- Recuerdo, no sé por qué, un cenicero de cristal blanco que había sobre una de las mesas del salón de la casa de mi abuela materna. Tenía delicados cisnes alrededor y algunos parecía como que bebían de él. Era un objeto que captaba mi atención casi por completo siempre que iba allí, y me quedaba abstraída mirándolo. También me acuerdo de un gran aparador que tenía, con un espejo enorme, sobre el que reposaban dos grandes fotografías enmarcadas en plata: una en la que aparecíamos mi hermana y yo de niñas, muy guapas, rubias y bronceadas, cuando veraneábamos en Torrevieja, y otra que era un primer plano de la Reina, que mi tía Carmen le hizo en una ocasión que coincidió con ella.
- Recuerdo a mi primo Alejandro en un cumpleaños en su casa: lo sentamos en una silla y le tapamos los ojos con un pañuelo anudado detrás de la cabeza para darle a probar todo tipo de potingues que se nos ocurrían. Creo que le dimos a probar, entre otras cosas, Coca-cola mezclada con patatas fritas. Él lo escupía todo al suelo, con una mezcla de asco y de guasa. Era muy ganso y siempre tuvo muy buen carácter, era muy bromista. Se dejaba hacer cualquier cosa con tal de hacernos reír.
- Me acuerdo de mi primo Miguel Ángel, al que llevo unos cuantos años, cuando le compré con unos pequeños ahorros que tenía un paracaídas pequeño con su paracaidista incorporado, en una tienda de chucherías que había cerca de la casa de mi abuela paterna.
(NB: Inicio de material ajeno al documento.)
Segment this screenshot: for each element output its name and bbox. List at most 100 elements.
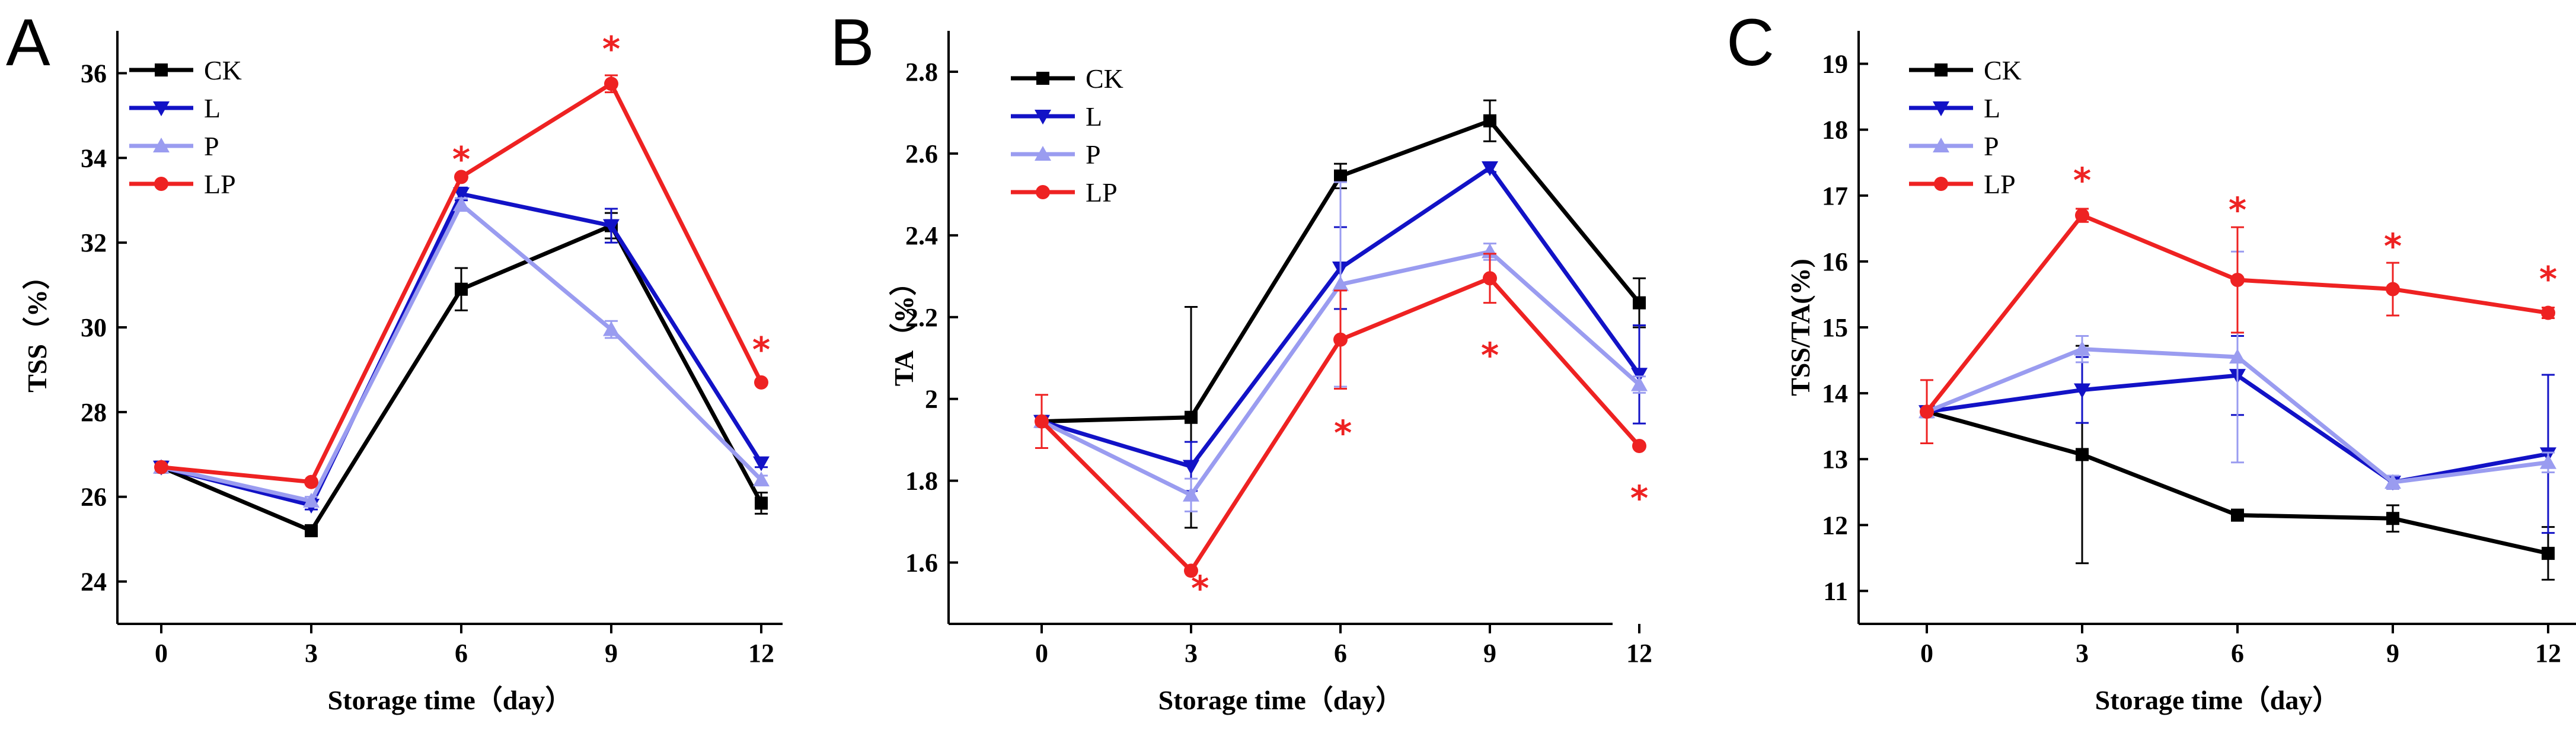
legend-item: LP bbox=[129, 169, 236, 199]
y-tick-label: 30 bbox=[81, 313, 107, 342]
legend: CK LP LP bbox=[129, 55, 242, 199]
significance-star: * bbox=[2384, 226, 2402, 266]
legend-marker bbox=[1934, 177, 1948, 191]
data-point bbox=[1035, 415, 1049, 429]
y-tick-label: 17 bbox=[1822, 181, 1848, 211]
legend-label: CK bbox=[1984, 55, 2022, 85]
x-tick-label: 3 bbox=[1185, 639, 1198, 668]
legend-label: L bbox=[1984, 93, 2000, 123]
figure-canvas: A 242628303234360 3 6 9 12Storage time（day）T… bbox=[0, 0, 2576, 733]
y-tick-label: 24 bbox=[81, 568, 107, 597]
legend-item: P bbox=[1909, 131, 1999, 161]
data-point bbox=[2075, 208, 2089, 222]
legend-marker bbox=[1935, 63, 1948, 77]
series-p bbox=[153, 196, 770, 508]
y-tick-label: 36 bbox=[81, 59, 107, 88]
data-point bbox=[2541, 306, 2555, 320]
data-point bbox=[2230, 273, 2245, 287]
data-point bbox=[604, 77, 618, 91]
data-point bbox=[1633, 297, 1646, 310]
y-tick-label: 16 bbox=[1822, 247, 1848, 276]
panel-c: C 11 12 13 14 15 16 17 18 19 0 3 6 9 12 Storage time（d… bbox=[1726, 5, 2576, 715]
legend-label: CK bbox=[204, 55, 242, 85]
legend-label: P bbox=[204, 131, 219, 161]
x-axis-title: Storage time（day） bbox=[2095, 685, 2340, 715]
legend-marker bbox=[154, 177, 168, 191]
x-tick-label: 0 bbox=[1035, 639, 1048, 668]
data-point bbox=[455, 283, 468, 296]
legend-label: LP bbox=[1984, 169, 2016, 199]
legend-marker bbox=[1036, 72, 1049, 85]
y-tick-label: 32 bbox=[81, 228, 107, 257]
legend-item: P bbox=[1011, 139, 1101, 170]
series-line bbox=[161, 194, 761, 505]
chart-a-plot: 242628303234360 3 6 9 12Storage time（day）TSS… bbox=[22, 29, 783, 715]
panel-a: A 242628303234360 3 6 9 12Storage time（day）T… bbox=[6, 5, 783, 715]
data-point bbox=[2386, 512, 2399, 525]
data-point bbox=[754, 375, 768, 390]
y-tick-label: 13 bbox=[1822, 445, 1848, 474]
legend: CK LP LP bbox=[1011, 63, 1123, 208]
y-tick-label: 15 bbox=[1822, 313, 1848, 342]
y-axis-title: TSS（%） bbox=[22, 262, 52, 393]
significance-star: * bbox=[2539, 259, 2557, 299]
data-point bbox=[1334, 170, 1347, 183]
legend-label: P bbox=[1086, 139, 1101, 170]
y-tick-label: 14 bbox=[1822, 379, 1848, 408]
significance-star: * bbox=[602, 29, 620, 69]
legend-item: L bbox=[1011, 101, 1102, 132]
legend-marker bbox=[1036, 185, 1050, 199]
x-tick-label: 12 bbox=[2535, 639, 2561, 668]
data-point bbox=[755, 496, 768, 509]
significance-star: * bbox=[752, 330, 770, 370]
panel-letter-b: B bbox=[830, 5, 874, 79]
y-tick-label: 19 bbox=[1822, 50, 1848, 79]
significance-star: * bbox=[452, 139, 470, 179]
y-tick-label: 1.8 bbox=[905, 467, 938, 496]
panel-letter-a: A bbox=[6, 5, 50, 79]
x-tick-label: 0 bbox=[1920, 639, 1933, 668]
chart-b-plot: 1.61.822.22.42.62.80 3 6 9 12Storage time（da… bbox=[889, 31, 1652, 715]
x-tick-label: 12 bbox=[1626, 639, 1652, 668]
legend-label: CK bbox=[1086, 63, 1123, 94]
y-tick-label: 18 bbox=[1822, 116, 1848, 145]
significance-star: * bbox=[1334, 413, 1352, 453]
significance-star: * bbox=[2073, 160, 2091, 200]
legend-item: P bbox=[129, 131, 219, 161]
legend-label: LP bbox=[204, 169, 236, 199]
x-tick-label: 12 bbox=[748, 639, 774, 668]
x-tick-label: 9 bbox=[605, 639, 618, 668]
legend: CK LP LP bbox=[1909, 55, 2022, 199]
data-point bbox=[305, 524, 318, 537]
significance-star: * bbox=[1630, 478, 1648, 518]
data-point bbox=[1185, 411, 1198, 424]
y-tick-label: 2 bbox=[925, 385, 938, 414]
y-tick-label: 12 bbox=[1822, 511, 1848, 540]
y-tick-label: 2.8 bbox=[905, 58, 938, 87]
data-point bbox=[154, 460, 168, 474]
y-tick-label: 26 bbox=[81, 483, 107, 512]
significance-star: * bbox=[1191, 568, 1209, 608]
legend-item: CK bbox=[1011, 63, 1123, 94]
y-tick-label: 1.6 bbox=[905, 549, 938, 578]
legend-label: LP bbox=[1086, 177, 1118, 208]
legend-label: L bbox=[204, 93, 221, 123]
data-point bbox=[304, 475, 318, 489]
y-tick-label: 2.6 bbox=[905, 139, 938, 168]
x-tick-label: 3 bbox=[2076, 639, 2089, 668]
data-point bbox=[1483, 271, 1497, 285]
x-tick-label: 9 bbox=[1483, 639, 1496, 668]
x-tick-label: 9 bbox=[2386, 639, 2399, 668]
legend-item: CK bbox=[129, 55, 242, 85]
y-tick-label: 11 bbox=[1823, 576, 1848, 605]
y-axis-title: TSS/TA(%) bbox=[1785, 259, 1815, 396]
legend-label: P bbox=[1984, 131, 1999, 161]
legend-item: LP bbox=[1909, 169, 2016, 199]
data-point bbox=[2542, 547, 2555, 560]
panel-b: B 1.6 1.8 2 2.2 2.4 2.6 2.8 0 3 6 9 12 Storage time（… bbox=[830, 5, 1652, 715]
data-point bbox=[2076, 448, 2089, 461]
x-tick-label: 6 bbox=[455, 639, 468, 668]
x-tick-label: 0 bbox=[155, 639, 168, 668]
x-tick-label: 3 bbox=[305, 639, 318, 668]
series-line bbox=[161, 205, 761, 501]
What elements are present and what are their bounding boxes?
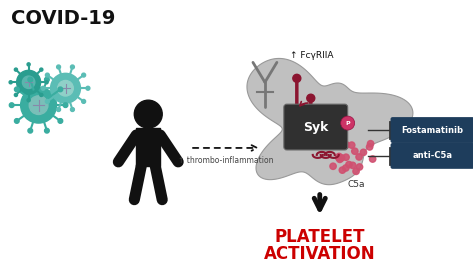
- Circle shape: [337, 156, 343, 162]
- Circle shape: [352, 148, 358, 154]
- Circle shape: [28, 77, 33, 82]
- Circle shape: [14, 68, 18, 71]
- Circle shape: [29, 96, 48, 115]
- Circle shape: [46, 73, 49, 77]
- Circle shape: [360, 149, 367, 156]
- Circle shape: [339, 167, 346, 173]
- Circle shape: [336, 153, 342, 160]
- Circle shape: [45, 81, 48, 84]
- Circle shape: [336, 155, 342, 161]
- Circle shape: [58, 81, 73, 96]
- Circle shape: [82, 99, 86, 103]
- Circle shape: [341, 116, 355, 130]
- Circle shape: [22, 76, 35, 89]
- Circle shape: [134, 100, 162, 128]
- FancyBboxPatch shape: [137, 128, 160, 166]
- FancyBboxPatch shape: [284, 104, 347, 150]
- Circle shape: [330, 163, 336, 169]
- Circle shape: [348, 142, 355, 148]
- Circle shape: [46, 99, 49, 103]
- Polygon shape: [247, 58, 413, 185]
- Circle shape: [58, 87, 63, 92]
- Circle shape: [17, 70, 41, 94]
- Circle shape: [343, 142, 350, 148]
- Circle shape: [307, 94, 315, 102]
- Text: P: P: [346, 121, 350, 125]
- Circle shape: [27, 99, 30, 102]
- Circle shape: [353, 168, 359, 175]
- Circle shape: [356, 154, 362, 160]
- FancyArrowPatch shape: [300, 102, 308, 106]
- Circle shape: [63, 103, 68, 107]
- Circle shape: [293, 74, 301, 82]
- Text: COVID-19: COVID-19: [11, 9, 115, 28]
- Circle shape: [40, 68, 43, 71]
- Circle shape: [9, 81, 12, 84]
- Circle shape: [15, 87, 19, 92]
- FancyBboxPatch shape: [391, 143, 474, 169]
- Text: anti-C5a: anti-C5a: [412, 152, 452, 160]
- Circle shape: [14, 93, 18, 96]
- Circle shape: [343, 154, 349, 160]
- Circle shape: [356, 164, 363, 170]
- Circle shape: [15, 119, 19, 123]
- Circle shape: [367, 141, 374, 147]
- Circle shape: [58, 119, 63, 123]
- Circle shape: [86, 86, 90, 90]
- Circle shape: [40, 93, 43, 96]
- Circle shape: [45, 77, 49, 82]
- Text: ↑ FcγRIIA: ↑ FcγRIIA: [290, 52, 333, 60]
- Circle shape: [369, 156, 376, 162]
- Circle shape: [343, 165, 349, 171]
- Text: PLATELET: PLATELET: [274, 227, 365, 246]
- Text: C5a: C5a: [348, 180, 365, 189]
- Text: Fostamatinib: Fostamatinib: [401, 125, 464, 135]
- Text: ACTIVATION: ACTIVATION: [264, 246, 375, 263]
- Circle shape: [56, 108, 61, 112]
- Circle shape: [27, 63, 30, 66]
- Circle shape: [366, 144, 373, 150]
- Circle shape: [28, 129, 33, 133]
- Circle shape: [51, 73, 81, 103]
- Circle shape: [349, 162, 356, 169]
- Circle shape: [45, 129, 49, 133]
- FancyBboxPatch shape: [391, 117, 474, 143]
- Circle shape: [71, 65, 74, 69]
- Circle shape: [82, 73, 86, 77]
- Circle shape: [9, 103, 14, 107]
- Text: Syk: Syk: [303, 121, 328, 133]
- Circle shape: [338, 155, 345, 161]
- Circle shape: [71, 108, 74, 112]
- Circle shape: [346, 161, 352, 168]
- Circle shape: [41, 86, 45, 90]
- Circle shape: [21, 87, 56, 123]
- Text: ↑ thrombo-inflammation: ↑ thrombo-inflammation: [178, 156, 274, 165]
- Circle shape: [56, 65, 61, 69]
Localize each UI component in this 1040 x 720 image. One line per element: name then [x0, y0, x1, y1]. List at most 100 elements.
Luego nos fuimos con mi hermana y su hermana al gran patio que tenía mi abuela y, como hacía mucho viento, lo desplegábamos y lo soltábamos. Llegó a volar hasta los pisos más altos, para luego caer. En otra ocasión le compré un arco con flechas, pero era malillo y no tardó en partirse por la mitad. Como mi primo hacía judo en el colegio, le gustaba practicar con mi hermana y conmigo, intentando hacernos llaves metiéndonos los pies entre las piernas para hacernos caer, cosa que no consiguió nunca porque nosotras éramos muy grandes a su lado. Ahora el gigante es él.
- Tengo un mal recuerdo de un día en que jugando hubo un accidente en casa. Mi hermana metió un dedo en el dintel de la puerta, que estaba abierta, donde las bisagras, y a mí, que era impulsiva y hacía las cosas muchas veces sin pensar, no se me ocurrió otra cosa que cerrarla de golpe, con lo que le arranqué la uña de cuajo. Lloraba muchísimo, mirándose la mano ensangrentada, mi madre medio desmayada en un sillón después de haber llamado a mi padre, que estaba en el trabajo. En cuanto llegó se la llevó en brazos a un puesto de socorro que había cerca de mi barrio, y volvió compungida con la mano vendada. Su uña nunca ha crecido bien después. La peor sensación que tengo es que yo en aquel momento lo que tenía era miedo por la paliza que suponía que iban a darme, más que por lo mal que lo estaba pasando mi hermana. Al final, sorprendentemente, no me dijeron nada.